All’inizio di “Moon palace“, romanzo di Paul Auster, il protagonista si ritrova in una casa disabitata. Ci sono solamente tante casse piene di libri. Non c’è un letto, quindi lui la notte dorme su queste casse di libri ben allineate, cioè dorme sulla letteratura, sulla filosofia, sulle parole.

Paul Auster, che ha lasciato questo mondo disseminando commozione ovunque, sta ora dormendo per sempre sui libri, a partire dai tanti scritti da lui, tutti quei romanzi che a noi hanno regalato momenti di quella vera gioia che solo i grandi scrittori sono in grado di distribuire a piene mani.

Altri hanno scritto di Auster ricordandone le decine di romanzi famosi, a partire dalla “Trilogia di New York” per finire all’ultimo, struggente e misterioso “Baumgartner”. Ci è parso che si sia un po’ dimenticato il penultimo libro austeriano, un’opera abbastanza clamorosa che si chiama “Ragazzo in fiamme – Vita e opere di Stephen Crane” (Einaudi, trad. di Claudia Mennella).

Chi è Stephen Crane? Non è notissimo al grande pubblico. Pur essendo un gigante della letteratura americana, degno di sedere nell’Olimpo degli Hemingway e dei Faulkner.

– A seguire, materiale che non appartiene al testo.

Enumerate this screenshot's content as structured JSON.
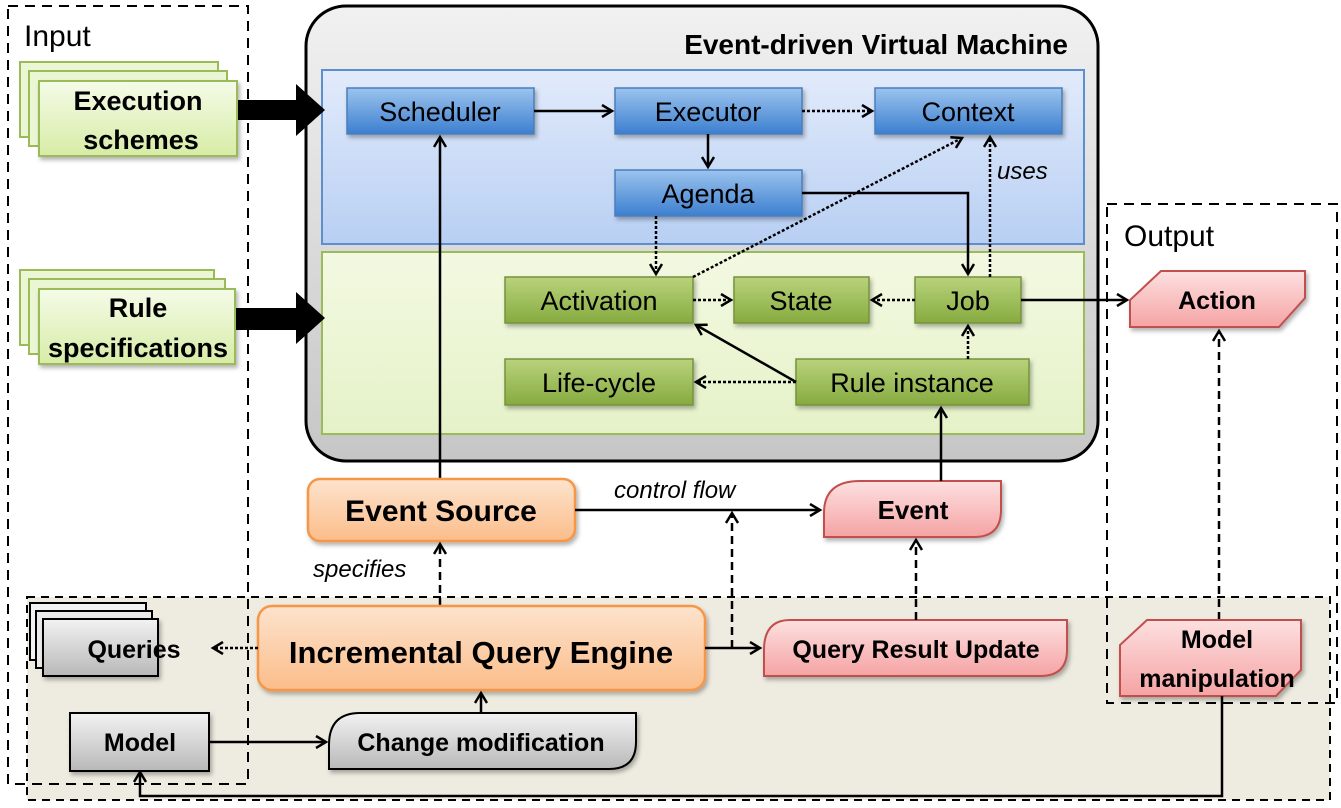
{
  "regions": {
    "input": "Input",
    "output": "Output",
    "vm_title": "Event-driven Virtual Machine"
  },
  "inputs": {
    "execution_schemes": [
      "Execution",
      "schemes"
    ],
    "rule_specifications": [
      "Rule",
      "specifications"
    ]
  },
  "vm_blue": {
    "scheduler": "Scheduler",
    "executor": "Executor",
    "context": "Context",
    "agenda": "Agenda"
  },
  "vm_green": {
    "activation": "Activation",
    "state": "State",
    "job": "Job",
    "life_cycle": "Life-cycle",
    "rule_instance": "Rule instance"
  },
  "flow": {
    "event_source": "Event Source",
    "event": "Event",
    "action": "Action",
    "incremental_query_engine": "Incremental Query Engine",
    "query_result_update": "Query Result Update",
    "queries": "Queries",
    "model": "Model",
    "change_modification": "Change modification",
    "model_manipulation": [
      "Model",
      "manipulation"
    ]
  },
  "edge_labels": {
    "uses": "uses",
    "control_flow": "control flow",
    "specifies": "specifies"
  },
  "colors": {
    "blue_box": "#5b9bd5",
    "green_box": "#9bbb59",
    "orange_box": "#f79646",
    "red_box": "#e6787a",
    "gray_box": "#c8c8c8",
    "vm_panel": "#e3e3e3",
    "bottom_panel": "#eeebe0"
  }
}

Ora in questo libro Auster, con una meticolosità che ha del commovente, racconta Crane e la sua opera in un migliaio di pagine: ma non spaventi la mole, ché Auster non stanca mai.

Anzi, più scrive e più mette voglia di leggerlo – come Tolstoj – e dunque setaccia i minuti e le virgole di questo grande e misconosciuto scrittore dei primi del Novecento, il cui libro più celebre è “Il segno rosso del coraggio” (lo ha pubblicato Sellerio, tradotto da Alessandro Barbero), capolavoro della letteratura di guerra: «Il segno rosso del coraggio è anche un romanzo psicologico; anzi, trattandosi d’un libro che rispetta fedelmente le unità di tempo e di azione, bisogna dire che una percentuale insolitamente importante dell’azione ha luogo nella mente del protagonista. L’analisi delle pulsioni elementari che spingono Henry Fleming (ma per l’autore e per noi è sempre e soltanto “il ragazzo”) è un capolavoro non soltanto di introspezione psicologica, ma di studio delle dinamiche di gruppo», scrive Barbero nell’introduzione.

Ecco Crane: «Naturalmente può darsi che tutta la baracca si metta a scappare, se all’inizio si trova coinvolta in un grosso scontro, però possono anche rimanere e combattere da par loro: non c’è niente di sicuro».

La guerra è la proiezione fisica dell’imprevedibilità psicologica. Questa è grande letteratura. E Auster, attraverso Crane, parla del mondo, delle “piccole cose” come del mistero umano, lo fa con la grandezza di uno stile inimitabile che continuerà per sempre a riempire le giornate del mondo.